L’image d’une silhouette traversa le champ de vision de Daniel. Elle échappa aussitôt à son regard dans le mouvement de la lutte, mais il avait eu le temps de reconnaître Jehanne et une expression rieuse sur son visage. L’idée qu’elle les observait le galvanisa : pas question de se ridiculiser devant elle. Mais Faustine dut avoir le même raisonnement, car ses efforts redoublèrent. L’enjeu devenait plus sérieux.

***

La lutte avait pris fin et les deux adversaires pantelaient devant leur maîtresse, avec l’air ravi et coupable de deux enfants fiers de leur bêtise. Jehanne ne cachait pas son amusement et applaudissait comme une dame félicitant des jongleurs de l’avoir bien divertie. Son visage finit cependant par reprendre de la gravité.

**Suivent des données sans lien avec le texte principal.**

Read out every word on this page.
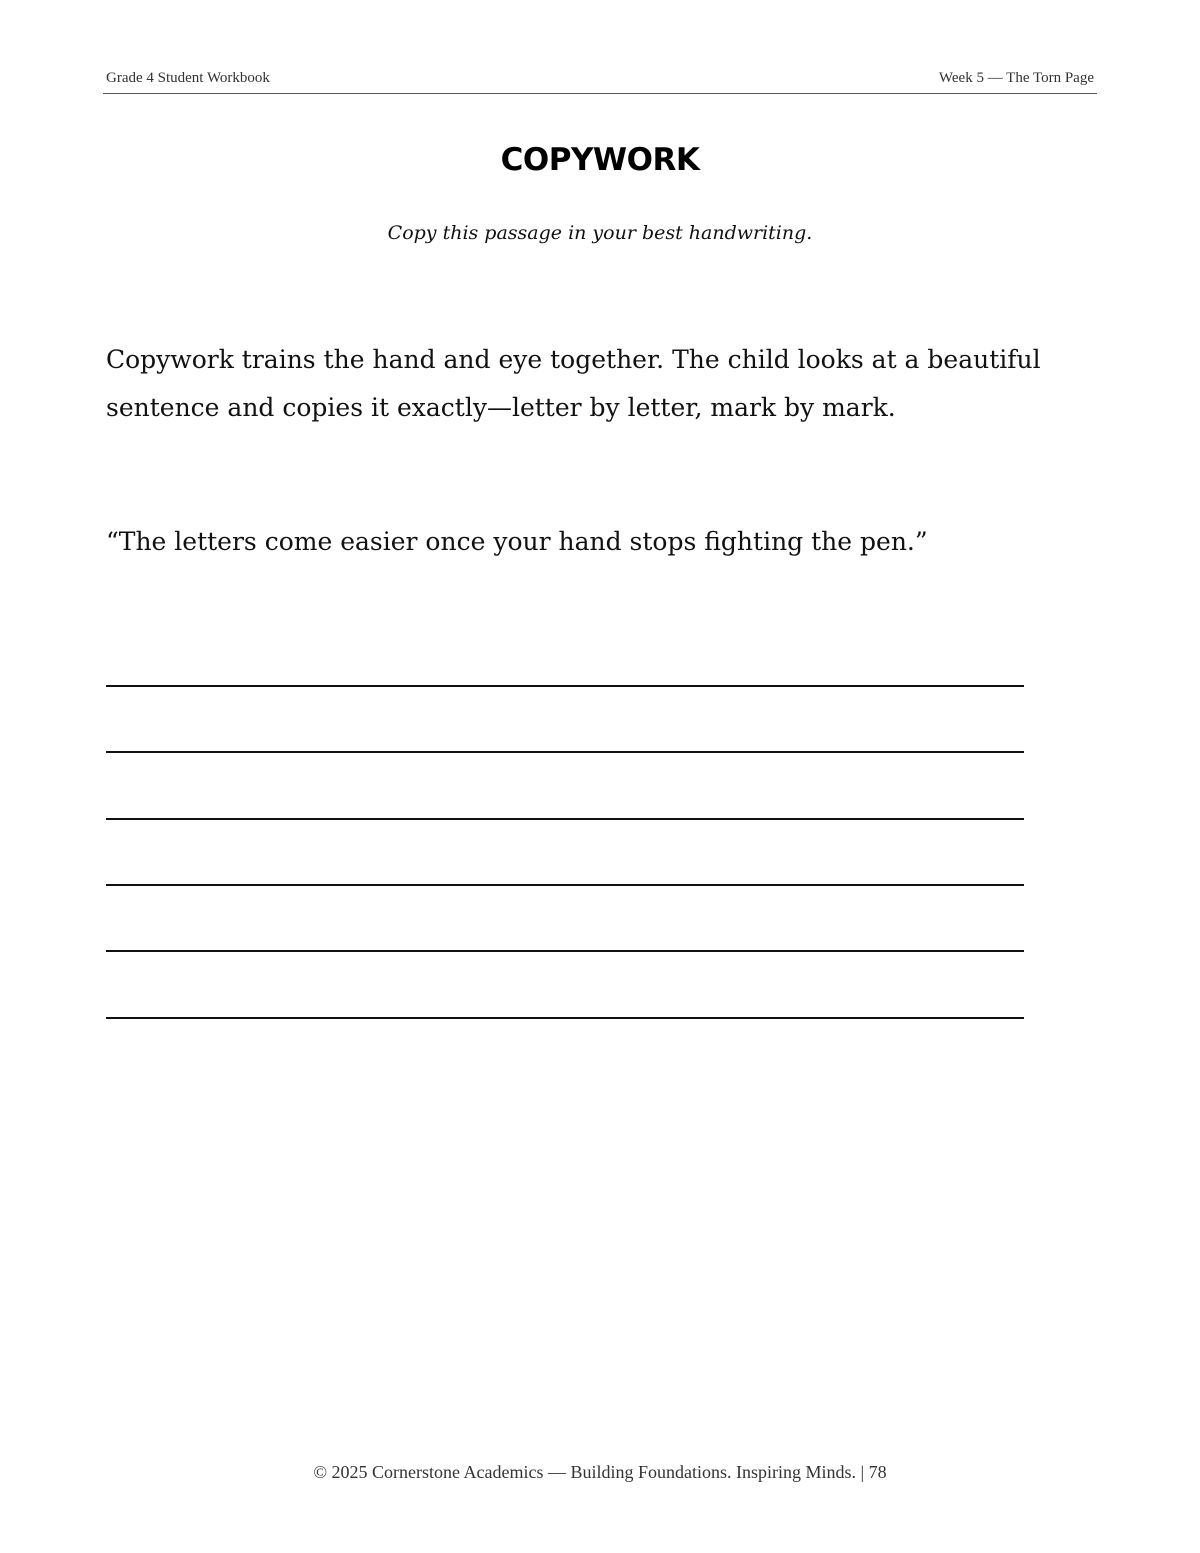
Grade 4 Student Workbook	Week 5 — The Torn Page
COPYWORK
Copy this passage in your best handwriting.
Copywork trains the hand and eye together. The child looks at a beautiful
sentence and copies it exactly—letter by letter, mark by mark.
“The letters come easier once your hand stops fighting the pen.”
© 2025 Cornerstone Academics — Building Foundations. Inspiring Minds. | 78
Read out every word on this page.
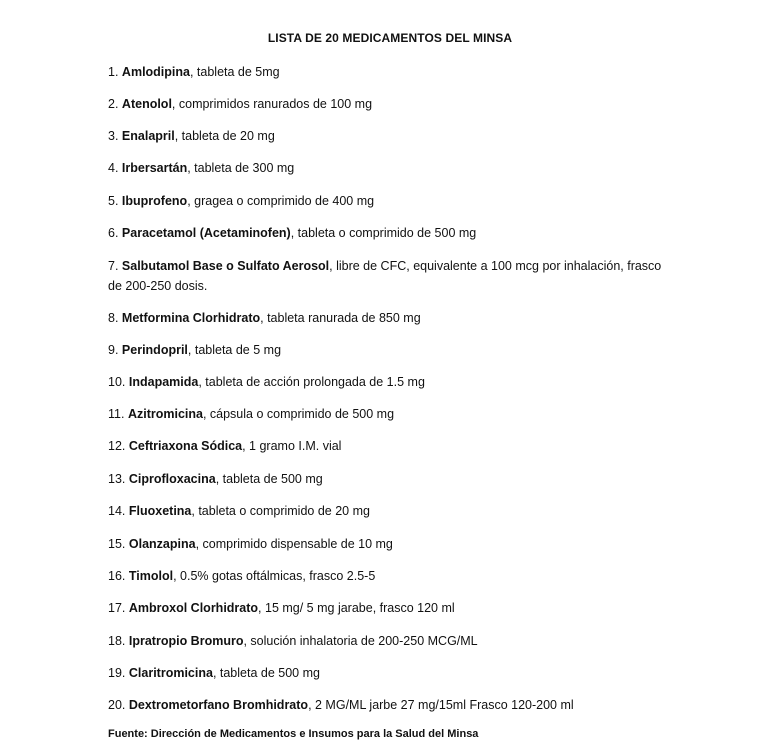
LISTA DE 20 MEDICAMENTOS DEL MINSA
1. Amlodipina, tableta de 5mg
2. Atenolol, comprimidos ranurados de 100 mg
3. Enalapril, tableta de 20 mg
4. Irbersartán, tableta de 300 mg
5. Ibuprofeno, gragea o comprimido de 400 mg
6. Paracetamol (Acetaminofen), tableta o comprimido de 500 mg
7. Salbutamol Base o Sulfato Aerosol, libre de CFC, equivalente a 100 mcg por inhalación, frasco de 200-250 dosis.
8. Metformina Clorhidrato, tableta ranurada de 850 mg
9. Perindopril, tableta de 5 mg
10. Indapamida, tableta de acción prolongada de 1.5 mg
11. Azitromicina, cápsula o comprimido de 500 mg
12. Ceftriaxona Sódica, 1 gramo I.M. vial
13. Ciprofloxacina, tableta de 500 mg
14. Fluoxetina, tableta o comprimido de 20 mg
15. Olanzapina, comprimido dispensable de 10 mg
16. Timolol, 0.5% gotas oftálmicas, frasco 2.5-5
17. Ambroxol Clorhidrato, 15 mg/ 5 mg jarabe, frasco 120 ml
18. Ipratropio Bromuro, solución inhalatoria de 200-250 MCG/ML
19. Claritromicina, tableta de 500 mg
20. Dextrometorfano Bromhidrato, 2 MG/ML jarbe 27 mg/15ml Frasco 120-200 ml
Fuente: Dirección de Medicamentos e Insumos para la Salud del Minsa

– Je suis bien aise de vous trouver ensemble car j’ai grand-chose à vous dire. Je vais m’absenter quelques semaines. Victor va être transféré loin du château et je vais l’accompagner à son nouveau domicile en compagnie de dame Elaine. En notre absence, Beauregard et sire Edouard assureront conjointement la protection et l’administration du duché. Quand dame Elaine reviendra, elle reprendra ses prérogatives sur Autremont et gouvernera le duché au nom de son époux.

Faustine resta impassible, mais Daniel ne put dissimuler son étonnement. Il ouvrit la bouche, mais elle l’interrompit d’un geste impérieux et poursuivit :

– L’armée Beljour quittera donc ces terres, à l’exception d’une garnison qui restera pour assurer protection et appui à dame Elaine. Par ailleurs, une partie du duché fait désormais l’objet d’un paréage entre dame Elaine et moi. Cette partie inclut la seigneurie de Mourjevoic, revenue dans le giron du duché après votre fuite, sire Daniel, mais que vous pourrez récupérer si vous consentez à rendre hommage à dame Elaine et moi.

Il n’y avait rien d’interrogatif dans cette dernière déclaration, mais Jehanne marqua une pause en regardant Daniel. Celui-ci resta coi. Il y avait trop d’informations nouvelles à assimiler pour qu’il pût même comprendre qu’il avait une décision à prendre. Il y avait quelque chose derrière les paroles de Jehanne qui l’avait inquiété, une conclusion qu’une partie de son esprit avait déjà faite mais qui restait brouillée derrière la confusion. Jehanne hocha la tête, comme si elle comprenait ce qui se passait.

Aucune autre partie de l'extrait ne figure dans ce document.